Within the agency, some believe problems could be reversed with a different director. Some public health experts say the CDC can regain credibility only with a wholesale change at the top. The CDC director is appointed by the HHS secretary, but unlike the heads of the FDA and the National Institutes of Health, the position does not require Senate confirmation.
Dorit Rubinstein Reiss, a professor at the University of California Hastings College of the Law, is calling for the CDC director to be replaced by a board, along the lines of the Federal Reserve system, to strengthen the agency’s institutional independence.
“You have to do something visible to allow the trust to be reestablished,” she said. Otherwise, future presidential administrations may be tempted to continue such interference, she said.
Reiss is the author of a forthcoming article in ConLawNOW, an online legal journal. The paper, “Institutionalizing the Centers for Disease Control and Prevention’s Independence,” describes a seven-member governing board with staggered terms longer than the sitting president.

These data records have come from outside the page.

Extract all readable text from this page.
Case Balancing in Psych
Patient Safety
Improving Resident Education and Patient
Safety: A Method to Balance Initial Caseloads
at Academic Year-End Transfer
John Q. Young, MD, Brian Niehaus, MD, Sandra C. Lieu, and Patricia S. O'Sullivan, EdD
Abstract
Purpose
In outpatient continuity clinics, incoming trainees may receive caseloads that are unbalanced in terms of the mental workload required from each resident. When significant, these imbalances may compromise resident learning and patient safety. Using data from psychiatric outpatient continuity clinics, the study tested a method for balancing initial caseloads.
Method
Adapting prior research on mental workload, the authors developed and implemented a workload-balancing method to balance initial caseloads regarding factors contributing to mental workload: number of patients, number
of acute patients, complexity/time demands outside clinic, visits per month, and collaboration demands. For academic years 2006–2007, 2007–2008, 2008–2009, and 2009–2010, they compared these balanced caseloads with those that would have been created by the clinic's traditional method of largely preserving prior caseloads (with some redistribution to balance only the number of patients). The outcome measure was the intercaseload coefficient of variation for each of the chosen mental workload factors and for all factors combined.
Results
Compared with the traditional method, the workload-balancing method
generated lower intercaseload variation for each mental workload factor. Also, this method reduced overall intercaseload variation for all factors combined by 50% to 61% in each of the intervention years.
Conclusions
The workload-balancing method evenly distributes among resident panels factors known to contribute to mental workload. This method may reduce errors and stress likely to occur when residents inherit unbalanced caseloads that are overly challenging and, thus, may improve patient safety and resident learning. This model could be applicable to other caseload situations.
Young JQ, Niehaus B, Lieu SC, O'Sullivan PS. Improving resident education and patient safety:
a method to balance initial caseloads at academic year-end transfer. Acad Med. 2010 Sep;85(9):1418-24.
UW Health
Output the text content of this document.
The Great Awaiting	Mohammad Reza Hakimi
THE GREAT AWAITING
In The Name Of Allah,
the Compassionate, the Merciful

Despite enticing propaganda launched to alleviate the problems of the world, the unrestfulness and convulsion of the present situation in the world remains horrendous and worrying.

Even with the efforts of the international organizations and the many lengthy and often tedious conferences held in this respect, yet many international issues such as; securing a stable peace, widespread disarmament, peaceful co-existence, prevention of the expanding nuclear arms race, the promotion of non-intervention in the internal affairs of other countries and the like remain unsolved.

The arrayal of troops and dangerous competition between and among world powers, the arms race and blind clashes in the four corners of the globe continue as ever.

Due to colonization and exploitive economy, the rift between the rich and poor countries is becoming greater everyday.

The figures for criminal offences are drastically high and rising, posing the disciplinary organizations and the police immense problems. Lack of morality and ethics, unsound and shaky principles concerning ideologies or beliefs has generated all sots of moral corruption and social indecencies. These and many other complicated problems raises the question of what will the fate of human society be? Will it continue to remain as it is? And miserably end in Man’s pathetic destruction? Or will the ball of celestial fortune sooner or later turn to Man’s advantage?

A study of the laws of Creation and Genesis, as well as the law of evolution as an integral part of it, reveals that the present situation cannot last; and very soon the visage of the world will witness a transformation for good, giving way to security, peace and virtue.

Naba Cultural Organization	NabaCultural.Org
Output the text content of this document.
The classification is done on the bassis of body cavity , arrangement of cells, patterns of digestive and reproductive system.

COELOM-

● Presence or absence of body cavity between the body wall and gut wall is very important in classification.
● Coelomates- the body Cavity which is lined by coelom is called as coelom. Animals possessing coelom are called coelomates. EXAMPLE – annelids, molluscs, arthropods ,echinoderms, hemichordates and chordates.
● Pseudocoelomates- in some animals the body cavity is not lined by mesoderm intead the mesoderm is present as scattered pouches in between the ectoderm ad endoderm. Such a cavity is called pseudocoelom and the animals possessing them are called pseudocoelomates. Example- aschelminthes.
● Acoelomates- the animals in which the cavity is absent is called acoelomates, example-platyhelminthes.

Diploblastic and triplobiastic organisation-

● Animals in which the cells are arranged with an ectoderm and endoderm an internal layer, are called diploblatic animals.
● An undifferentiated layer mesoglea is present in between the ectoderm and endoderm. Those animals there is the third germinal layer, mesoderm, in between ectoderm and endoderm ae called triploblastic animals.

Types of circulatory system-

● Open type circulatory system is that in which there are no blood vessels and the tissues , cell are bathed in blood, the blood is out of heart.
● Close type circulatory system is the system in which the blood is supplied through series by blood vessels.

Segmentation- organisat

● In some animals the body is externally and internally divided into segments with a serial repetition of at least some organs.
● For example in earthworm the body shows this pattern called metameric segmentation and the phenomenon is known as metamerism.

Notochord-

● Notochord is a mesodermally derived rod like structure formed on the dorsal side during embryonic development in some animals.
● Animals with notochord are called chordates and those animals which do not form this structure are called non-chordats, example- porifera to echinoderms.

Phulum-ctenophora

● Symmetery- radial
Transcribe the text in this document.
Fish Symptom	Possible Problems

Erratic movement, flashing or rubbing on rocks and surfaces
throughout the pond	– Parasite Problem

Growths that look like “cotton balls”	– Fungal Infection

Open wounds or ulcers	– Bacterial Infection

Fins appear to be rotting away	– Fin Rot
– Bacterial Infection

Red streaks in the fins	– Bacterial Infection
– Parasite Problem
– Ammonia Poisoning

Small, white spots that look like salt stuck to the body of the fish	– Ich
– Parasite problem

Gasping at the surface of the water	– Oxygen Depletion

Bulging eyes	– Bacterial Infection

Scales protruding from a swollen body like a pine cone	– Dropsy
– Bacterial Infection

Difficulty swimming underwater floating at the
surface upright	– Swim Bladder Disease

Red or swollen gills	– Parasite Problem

The CDC’s predecessor, the Communicable Disease Center, was founded in 1946 in Atlanta to suppress the spread of malaria in the South. The early challenges of the agency, which was armed with a budget of $10 million and fewer than 400 employees, included obtaining enough trucks, sprayers and shovels to wage war on mosquitoes.
Nearly all of the CDC’s U.S. staff, including its director, are based in Atlanta. While career staff have long prided themselves on being physically independent from Washington, CDC’s distance has hindered its ability to build political support that is so crucial in times of crisis, experts say.
And unlike other health agencies, much of its work is designed to prevent bad things from happening — a mission that can prove challenging to highlight.
“Even in normal times, NIH can promise research breakthroughs, FDA can bring products to market to cure disease, but CDC is a public health agency and when public health is working, it’s invisible,” Yale’s Schwartz said. “We don’t see the individual victims; we don’t know whose lives are being saved.”
Carolyn Y. Johnson contributed to this report.